A study of workplaces in more than 140 countries published in Gallup’s The State of the Global Workplace: Employee Engagement Insights for Business Leaders Worldwide report found that only 13% of people are engaged in their work. That same study found that of Australian employees:

  • 60% are ‘not engaged’ – they lack motivation and are less likely to invest discretionary effort in organisational goals or outcomes
  • 16% are ‘actively disengaged’ – they are unhappy and unproductive at work and liable to spread negativity to co-workers.

These are very confronting statistics. In the USA alone, for example, this low engagement rate is said to cost an estimated $370 billion a year.

I speak to many leaders who are very proud of their teams and believe they have a great culture. They speak proudly of their vision and guiding principles. Their passion is obvious. However, it’s a different story when I speak to employees. They are unaware of the guiding principles, they know they are in place but they can’t voice them. They know what job they have to do and their need to please clients. They often explain the culture as ‘good’ and the workplace as ‘ok’ and the people they work with as ‘nice’. It’s rare to hear that people love their jobs and love the company they work for. There’s generally a ‘but’….

You can certainly, and maybe justifiably so, argue that people are harder to please and have an unreasonable level of expectation. This is true of some people but it’s also about the art of aligning expectation and encouraging people to take ownership and buy into the greater purpose of the business.

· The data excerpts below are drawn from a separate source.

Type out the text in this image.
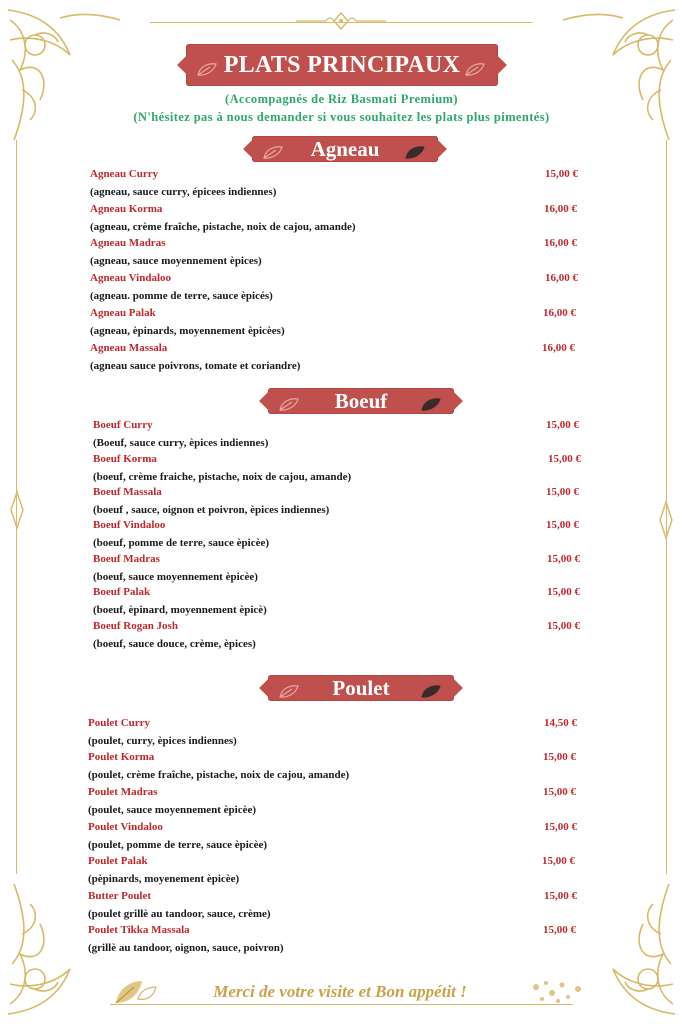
PLATS PRINCIPAUX
(Accompagnés de Riz Basmati Premium)
(N'hésitez pas à nous demander si vous souhaitez les plats plus pimentés)
Agneau
Agneau Curry	15,00 €
(agneau, sauce curry, épicees indiennes)
Agneau Korma	16,00 €
(agneau, crème fraîche, pistache, noix de cajou, amande)
Agneau Madras	16,00 €
(agneau, sauce moyennement èpices)
Agneau Vindaloo	16,00 €
(agneau. pomme de terre, sauce èpicés)
Agneau Palak	16,00 €
(agneau, èpinards, moyennement èpicèes)
Agneau Massala	16,00 €
(agneau sauce poivrons, tomate et coriandre)
Boeuf
Boeuf Curry	15,00 €
(Boeuf, sauce curry, èpices indiennes)
Boeuf Korma	15,00 €
(boeuf, crème fraiche, pistache, noix de cajou, amande)
Boeuf Massala	15,00 €
(boeuf , sauce, oignon et poivron, èpices indiennes)
Boeuf Vindaloo	15,00 €
(boeuf, pomme de terre, sauce èpicèe)
Boeuf Madras	15,00 €
(boeuf, sauce moyennement èpicèe)
Boeuf Palak	15,00 €
(boeuf, èpinard, moyennement èpicè)
Boeuf Rogan Josh	15,00 €
(boeuf, sauce douce, crème, èpices)
Poulet
Poulet Curry	14,50 €
(poulet, curry, èpices indiennes)
Poulet Korma	15,00 €
(poulet, crème fraîche, pistache, noix de cajou, amande)
Poulet Madras	15,00 €
(poulet, sauce moyennement èpicèe)
Poulet Vindaloo	15,00 €
(poulet, pomme de terre, sauce èpicèe)
Poulet Palak	15,00 €
(pèpinards, moyenement èpicèe)
Butter Poulet	15,00 €
(poulet grillè au tandoor, sauce, crème)
Poulet Tikka Massala	15,00 €
(grillè au tandoor, oignon, sauce, poivron)
Merci de votre visite et Bon appétit !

So how do we get the buy in from our teams, to get them engaged and connected with the vision, mission, values, purpose, guiding principles and bring them to life? To add colour to them and lift them from being simply words on a page to something that’s lived and breathed?

A crucial step in this process is giving a voice to others – your leaders and your team. It’s critical to disseminate the high level messages throughout the team and give them ownership of this. These messages can’t just come from one voice, it requires multiple to embed the message and for these messages to be broken down into simple language and used all the time. It’s certainly one thing to know what the values and vision etc are , but it’s another thing to relate them back to what it means for the business and them to aligning your everyday tasks. That’s when the message really starts to sinks in and your team start to understand where they fit in the bigger picture.

This is an area we need to get smarter at as leaders and where I believe is a lot of opportunity for improvement that will lead to greater engagement levels. Given we now have four, and soon to be five, generations in business now, we need something that will knit our people together. Your purpose, vision, values, guiding principles are a critical component to this.

You might start by asking yourself these questions:

  1. Are you incorporating the vision and values as part of your everyday meetings and relating outcomes and the reason you have certain expectations back to these?
  2. Are you empowering others to own the purpose, values etc of your business?
  3. Do you encourage all of your team to come up with ideas for how you can live your vision and embed the values so every single team member knows and can articulate what the core of the business is?
  4. Are your values/guiding principles words on a page or a wall or are they something that are lived and breathed? Have you given them life?
  5. The feedback you receive from clients, good or bad, are you relating this back to your visions and values to help embed the message?

As Body Shop founder and purpose-driven pioneer Anita Roddick says, ‘You have to look at leadership through the eyes of the followers and you have to live the message. What I have learned is that people become motivated when you guide them to the source of their own power and when you make heroes out of employees who personify what you want to see in the organisation.’